Die Schule aus den 1970er Jahren wird technisch und energetisch grundlegend erneuert. Dazu gehören unter anderem neue Fassaden, moderne Lüftungssysteme sowie eine zeitgemäße Innenausstattung mit flexiblen Möbeln und digitalen Tafeln. Ziel ist es, die bestehende Struktur zu erhalten, gleichzeitig aber neue Formen des Lernens zu ermöglichen.

Die neue Sporthalle wird als Dreifeldhalle gebaut und kann sowohl von der Schule als auch von Vereinen und für Veranstaltungen genutzt werden. Neben der sportlichen Ausstattung steht hier vor allem die Anpassung an Hochwassergefahren im Fokus: Technikbereiche werden in höhere Geschosse verlagert, und bauliche Schutzmaßnahmen sollen Schäden künftig vermeiden.

Geplante Fertigstellung für Schule und Sporthalle ist Ende 2027.

 

Rückkehr an den Standort: Grundschule Altenburg

Auch die Grundschule Altenburg wird umfassend saniert. Nach der Flut musste das Gebäude weitgehend entkernt werden, da sowohl Erdgeschoss als auch Teile des Obergeschosses beschädigt waren. Im Zuge der Sanierung wird die komplette Haustechnik erneuert. Zusätzlich entsteht ein neuer Differenzierungsraum, der flexiblere Unterrichtsformen ermöglicht. Die Schule bleibt ihrem bisherigen pädagogischen Konzept treu, wird aber technisch und funktional deutlich modernisiert. Die bauliche Fertigstellung ist für Ende 2026 vorgesehen, sodass die Schülerinnen und Schüler nach den Osterferien 2027(?) voraussichtlich wieder vor Ort unterrichtet werden können.

 

Neubeginn in Dernau: Eine Schule nach neuem Konzept

In Dernau geht die Entwicklung noch einen Schritt weiter: Hier entsteht eine komplett neue Grundschule.
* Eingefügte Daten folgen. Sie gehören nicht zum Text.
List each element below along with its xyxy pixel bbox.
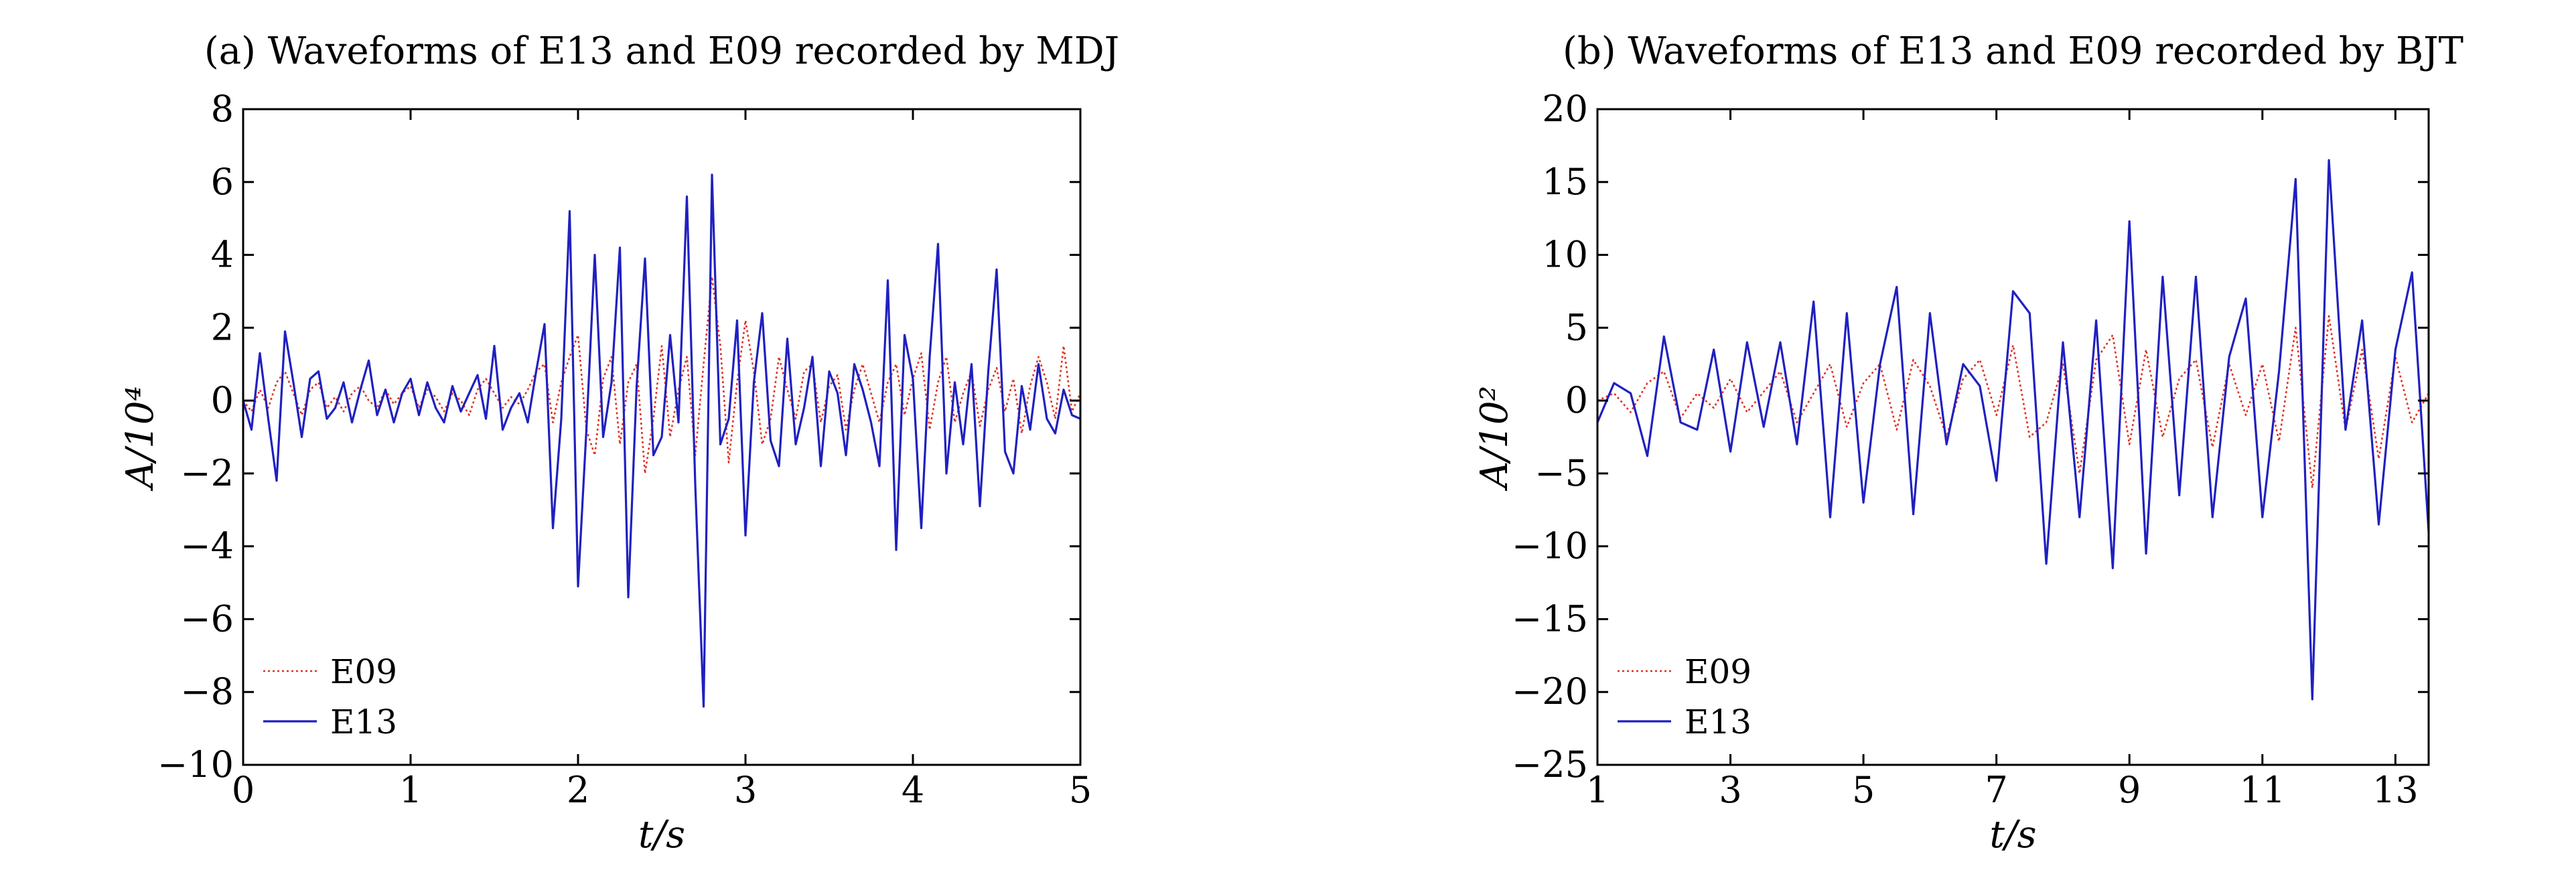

Der Neubau folgt dem sogenannten Cluster-Prinzip. Anders als bei klassischen Flurschulen stehen hier offene Lernlandschaften im Mittelpunkt, die flexible Unterrichtsformen ermöglichen. Kinder können in unterschiedlichen Gruppierungen arbeiten, Räume wechseln und sich eigenständig organisieren.

Auch baulich wird auf den Hochwasserschutz reagiert: Teile des Gebäudes werden aufgeständert, sodass darunter zusätzliche Aufenthaltsflächen entstehen. Gleichzeitig wird so verhindert, dass wichtige Bereiche bei einem erneuten Hochwasser beschädigt werden.

Der Baustart ist für 2027 vorgesehen, mit einer Bauzeit von rund zwei Jahren – vorbehaltlich der noch laufenden Genehmigungsverfahren.

 

Wiederaufbau als Chance

Die Projekte zeigen exemplarisch, wie der Wiederaufbau im Ahrtal gedacht wird: nicht als Rückkehr zum alten Zustand, sondern als bewusste Weiterentwicklung. Moderne Lernkonzepte, barrierefreie Gebäude, hochwertige Außenanlagen und ein konsequenter Hochwasserschutz sind zentrale Bestandteile aller Maßnahmen. Gleichzeitig bleibt der Fokus klar: Es geht um Orte, an denen Kinder lernen, spielen und sich sicher entwickeln können.

Oder, wie es der Bürgermeister formulierte: Jeder neu geplante Klassenraum und jeder neu gestaltete Außenbereich ist ein Zeichen für die Zukunft der Verbandsgemeinde – und für das Vertrauen in einen nachhaltigen Neubeginn.